The funding announcement is great news not just for Ellenbrook Arts but also artists across the City of Swan according to executive director Gemma Ben-Ary.
“It’s going to enable us to keep operating for the next three years,” she said
“It’s a really exciting opportunity for growth, with what we do with our organisation.
“We’ve been operating here for 18 years and the partnership with the City means we can continue on into the future.
“Ellenbrook is the name but I think we represent more than just Ellenbrook, but the exciting thing about this grant is that it has recognised Ellenbrook is a really important hub and a cultural hub within the City.
“I guess our boundaries have extended a little and although our focus is still on Ellenbrook and the community here, hopefully we can integrate really well with a wider audience across the City.”
Mayor Kevin Bailey said that with Ellenbrook’s population booming, the importance of art and culture were well recognised.
“Ellenbrook is recognised by the State as one of the key art and culture centres in the City of Swan and in this region,” he said.
“We believe we need to support that.
“This has been a fantastic gallery now for a long period of time so the City felt that we need to support this centre to meet those objectives on art and culture at a state level.”
Although NAIDOC week has been pushed back to November, the gallery is currently hosting an exhibition entitled Kalyakool, featuring Aboriginal artists from DADAA studios who live across the City of Swan.
“Kalyakool is a Noongar word that means always, and it was in reference to this year’s NAIDOC theme which was “Always was, always will be”,” Ms Ben-Ary said.

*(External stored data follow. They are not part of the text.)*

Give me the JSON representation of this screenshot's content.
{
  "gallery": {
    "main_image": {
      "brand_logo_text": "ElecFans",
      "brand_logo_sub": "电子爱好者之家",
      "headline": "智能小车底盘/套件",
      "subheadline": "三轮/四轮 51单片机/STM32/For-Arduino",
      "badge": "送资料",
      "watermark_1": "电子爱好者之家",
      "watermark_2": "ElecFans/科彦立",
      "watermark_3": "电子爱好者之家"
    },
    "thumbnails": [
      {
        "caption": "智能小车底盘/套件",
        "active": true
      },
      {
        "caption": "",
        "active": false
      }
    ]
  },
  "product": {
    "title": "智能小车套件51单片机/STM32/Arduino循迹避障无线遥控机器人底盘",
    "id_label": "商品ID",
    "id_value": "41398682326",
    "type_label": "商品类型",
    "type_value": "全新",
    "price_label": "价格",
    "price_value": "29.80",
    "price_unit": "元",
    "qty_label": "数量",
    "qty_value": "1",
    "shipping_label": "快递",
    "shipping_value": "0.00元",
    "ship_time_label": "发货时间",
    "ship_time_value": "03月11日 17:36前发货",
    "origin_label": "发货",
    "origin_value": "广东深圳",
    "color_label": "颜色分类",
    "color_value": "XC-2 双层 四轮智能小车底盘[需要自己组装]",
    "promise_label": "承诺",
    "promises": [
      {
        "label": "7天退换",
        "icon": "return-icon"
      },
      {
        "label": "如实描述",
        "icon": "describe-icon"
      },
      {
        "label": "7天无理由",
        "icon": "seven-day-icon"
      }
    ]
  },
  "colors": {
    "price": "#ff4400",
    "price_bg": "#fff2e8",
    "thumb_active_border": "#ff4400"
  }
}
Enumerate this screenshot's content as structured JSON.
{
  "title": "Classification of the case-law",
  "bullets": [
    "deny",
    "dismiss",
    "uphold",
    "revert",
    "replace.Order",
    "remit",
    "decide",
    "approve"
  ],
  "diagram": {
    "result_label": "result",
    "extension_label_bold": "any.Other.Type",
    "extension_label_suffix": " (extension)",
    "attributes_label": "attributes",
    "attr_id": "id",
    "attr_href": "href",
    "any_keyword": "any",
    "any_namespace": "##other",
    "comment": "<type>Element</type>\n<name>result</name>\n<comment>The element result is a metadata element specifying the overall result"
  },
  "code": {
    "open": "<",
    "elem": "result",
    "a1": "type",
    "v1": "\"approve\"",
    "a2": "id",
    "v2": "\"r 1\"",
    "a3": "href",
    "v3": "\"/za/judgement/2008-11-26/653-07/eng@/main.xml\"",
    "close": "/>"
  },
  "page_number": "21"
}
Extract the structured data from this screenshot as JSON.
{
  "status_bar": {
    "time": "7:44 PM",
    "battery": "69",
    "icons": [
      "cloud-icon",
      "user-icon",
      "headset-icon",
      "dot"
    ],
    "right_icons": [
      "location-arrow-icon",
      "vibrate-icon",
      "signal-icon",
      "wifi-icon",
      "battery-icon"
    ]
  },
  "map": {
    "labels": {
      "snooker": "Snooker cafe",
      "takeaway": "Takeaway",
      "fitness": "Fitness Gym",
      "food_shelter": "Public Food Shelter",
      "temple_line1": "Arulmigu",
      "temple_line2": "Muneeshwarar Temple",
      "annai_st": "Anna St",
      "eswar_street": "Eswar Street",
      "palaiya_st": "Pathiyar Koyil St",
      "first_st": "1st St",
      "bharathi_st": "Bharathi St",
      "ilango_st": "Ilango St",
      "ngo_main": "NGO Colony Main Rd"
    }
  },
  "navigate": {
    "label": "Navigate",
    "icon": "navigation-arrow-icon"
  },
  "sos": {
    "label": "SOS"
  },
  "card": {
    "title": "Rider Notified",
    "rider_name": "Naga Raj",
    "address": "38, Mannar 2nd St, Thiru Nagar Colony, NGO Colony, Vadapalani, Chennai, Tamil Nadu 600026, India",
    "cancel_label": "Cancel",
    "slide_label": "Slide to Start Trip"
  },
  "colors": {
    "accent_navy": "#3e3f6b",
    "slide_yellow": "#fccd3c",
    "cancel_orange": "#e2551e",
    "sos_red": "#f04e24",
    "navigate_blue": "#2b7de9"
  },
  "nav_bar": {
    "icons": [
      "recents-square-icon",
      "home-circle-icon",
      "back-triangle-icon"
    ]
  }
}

“The curators come from an organisation named DADAA, they support artists with disabilities and work very strongly in the City of Swan.
“All the artists in this exhibition come from the City of Swan, they also have various different disabilities and they come from different age groups as well.
“We’ve got one artist, John Morrison, who has created his own game and the prototype is being launched during this exhibition.
“Young people in particular will respond to that and they’ll have a chance to look at what John’s world looks like through a gaming interface.
“Mandy White is working on a mural during the exhibition and that’s also very exciting for the gallery.”
Michael Miller and Des Woodley also feature strongly in the exhibition, which opens on Sunday and will run until August 9.